La exclusión laboral –económica y social, por tanto– de los más jóvenes es, desde hace un decenio y medio, la tragedia irresoluble de Europa. Y sobre esa tragedia se han ido tejiendo peligrosamente los hilos de la nueva demagogia a la que llaman populismo y que no es, en realidad, más que una variedad ligeramente actualizada de los viejos fascismos. En Austria como en Holanda, en Italia como en Alemania o España, la demagogia populista ha sabido explotar –ya a “izquierda”, ya a “derecha”– ese malestar hondo que es hoy el de los europeos de menos de cuarenta años: el de los condenados a ser una generación perdida.
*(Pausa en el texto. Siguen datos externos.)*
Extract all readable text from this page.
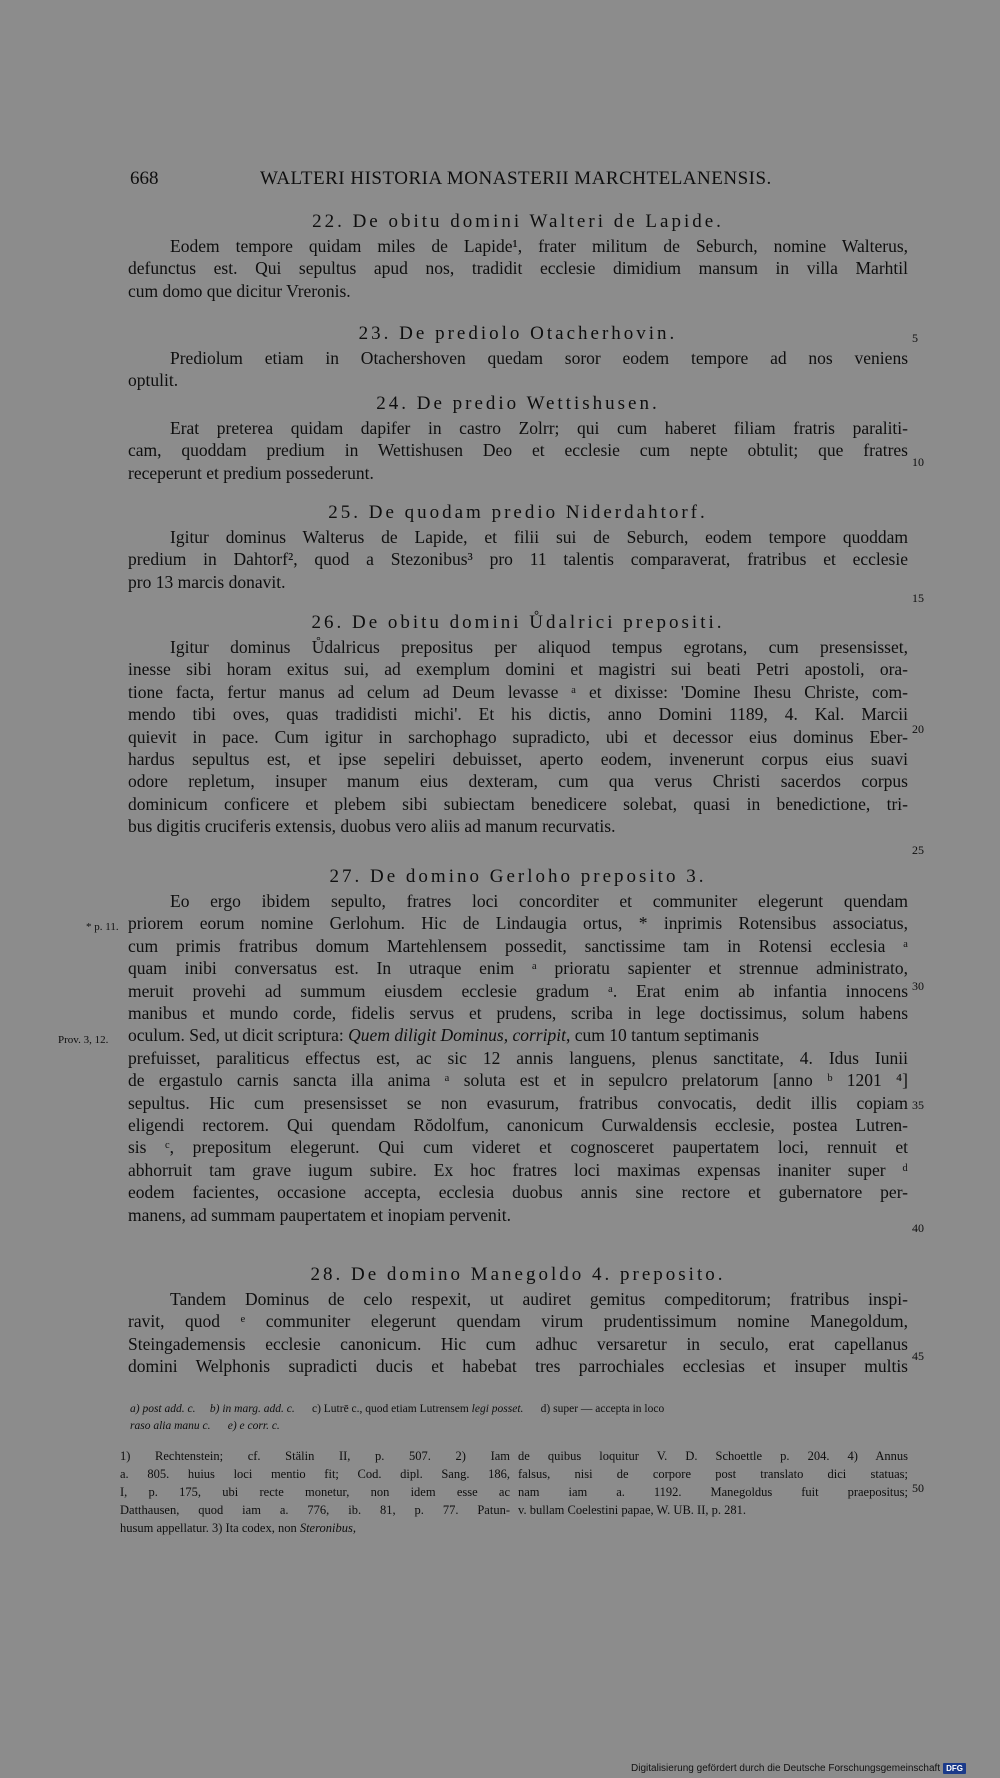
668	WALTERI HISTORIA MONASTERII MARCHTELANENSIS.
22. De obitu domini Walteri de Lapide.
Eodem tempore quidam miles de Lapide¹, frater militum de Seburch, nomine Walterus,
defunctus est. Qui sepultus apud nos, tradidit ecclesie dimidium mansum in villa Marhtil
cum domo que dicitur Vreronis.
23. De prediolo Otacherhovin.
Prediolum etiam in Otachershoven quedam soror eodem tempore ad nos veniens
optulit.
24. De predio Wettishusen.
Erat preterea quidam dapifer in castro Zolrr; qui cum haberet filiam fratris paraliti-
cam, quoddam predium in Wettishusen Deo et ecclesie cum nepte obtulit; que fratres
receperunt et predium possederunt.
25. De quodam predio Niderdahtorf.
Igitur dominus Walterus de Lapide, et filii sui de Seburch, eodem tempore quoddam
predium in Dahtorf², quod a Stezonibus³ pro 11 talentis comparaverat, fratribus et ecclesie
pro 13 marcis donavit.
26. De obitu domini Ůdalrici prepositi.
Igitur dominus Ůdalricus prepositus per aliquod tempus egrotans, cum presensisset,
inesse sibi horam exitus sui, ad exemplum domini et magistri sui beati Petri apostoli, ora-
tione facta, fertur manus ad celum ad Deum levasse ᵃ et dixisse: 'Domine Ihesu Christe, com-
mendo tibi oves, quas tradidisti michi'. Et his dictis, anno Domini 1189, 4. Kal. Marcii
quievit in pace. Cum igitur in sarchophago supradicto, ubi et decessor eius dominus Eber-
hardus sepultus est, et ipse sepeliri debuisset, aperto eodem, invenerunt corpus eius suavi
odore repletum, insuper manum eius dexteram, cum qua verus Christi sacerdos corpus
dominicum conficere et plebem sibi subiectam benedicere solebat, quasi in benedictione, tri-
bus digitis cruciferis extensis, duobus vero aliis ad manum recurvatis.
27. De domino Gerloho preposito 3.
Eo ergo ibidem sepulto, fratres loci concorditer et communiter elegerunt quendam
priorem eorum nomine Gerlohum. Hic de Lindaugia ortus, * inprimis Rotensibus associatus,
cum primis fratribus domum Martehlensem possedit, sanctissime tam in Rotensi ecclesia ᵃ
quam inibi conversatus est. In utraque enim ᵃ prioratu sapienter et strennue administrato,
meruit provehi ad summum eiusdem ecclesie gradum ᵃ. Erat enim ab infantia innocens
manibus et mundo corde, fidelis servus et prudens, scriba in lege doctissimus, solum habens
oculum. Sed, ut dicit scriptura: Quem diligit Dominus, corripit, cum 10 tantum septimanis
prefuisset, paraliticus effectus est, ac sic 12 annis languens, plenus sanctitate, 4. Idus Iunii
de ergastulo carnis sancta illa anima ᵃ soluta est et in sepulcro prelatorum [anno ᵇ 1201 ⁴]
sepultus. Hic cum presensisset se non evasurum, fratribus convocatis, dedit illis copiam
eligendi rectorem. Qui quendam Rŏdolfum, canonicum Curwaldensis ecclesie, postea Lutren-
sis ᶜ, prepositum elegerunt. Qui cum videret et cognosceret paupertatem loci, rennuit et
abhorruit tam grave iugum subire. Ex hoc fratres loci maximas expensas inaniter super ᵈ
eodem facientes, occasione accepta, ecclesia duobus annis sine rectore et gubernatore per-
manens, ad summam paupertatem et inopiam pervenit.
28. De domino Manegoldo 4. preposito.
Tandem Dominus de celo respexit, ut audiret gemitus compeditorum; fratribus inspi-
ravit, quod ᵉ communiter elegerunt quendam virum prudentissimum nomine Manegoldum,
Steingademensis ecclesie canonicum. Hic cum adhuc versaretur in seculo, erat capellanus
domini Welphonis supradicti ducis et habebat tres parrochiales ecclesias et insuper multis
5
10
15
20
25
30
35
40
45
50
* p. 11.
Prov. 3, 12.
a) post add. c. b) in marg. add. c. c) Lutrē c., quod etiam Lutrensem legi posset. d) super — accepta in loco
raso alia manu c. e) e corr. c.
1) Rechtenstein; cf. Stälin II, p. 507. 2) Iam
a. 805. huius loci mentio fit; Cod. dipl. Sang. 186,
I, p. 175, ubi recte monetur, non idem esse ac
Datthausen, quod iam a. 776, ib. 81, p. 77. Patun-
husum appellatur. 3) Ita codex, non Steronibus,
de quibus loquitur V. D. Schoettle p. 204. 4) Annus
falsus, nisi de corpore post translato dici statuas;
nam iam a. 1192. Manegoldus fuit praepositus;
v. bullam Coelestini papae, W. UB. II, p. 281.
Digitalisierung gefördert durch die Deutsche Forschungsgemeinschaft DFG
En Francia, la explotación política de esa angustia tiene un nombre: Frente Nacional. Como en Holanda tiene el suyo: el Partido de la Libertad de Geert Wilders. Y FPÖ en la Austria de Stracher y Hofer.
Hofer en Austria y Wilders en Holanda fueron puestos ante las urnas por los electores; aunque se hayan enquistado en porcentajes de clientela alarmantes. El problema con el FN francés era, sin embargo, de otra envergadura: la que se corresponde con el papel que, junto a Alemania, juega Francia como columna vertebral de la Unión Europea. De haber vencido Le Pen y haber promovido el referéndum de salida que incluía su programa, la UE hubiera entrado en fase resolutoria. Y, con ello, todo el juego de las relaciones internacionales hubiera sido trastrocado. No sucedió. Es el tercer golpe parado. Y el decisivo. A la espera de Alemania.
En la noche del 7 de mayo, una muchedumbre de jóvenes, de abigarradas etnias pero por igual franceses, buscaban la identificación generacional que no acaban de hallar en un sociedad exangüe. En la mañana del 8, el joven presidente al cual ovacionaban marcaba su emoción al escuchar el canto de los viejos partisanos. En el puente entre esas dos mitologías tendrá que asentar su triunfo. O será su derrota. Y la de todos.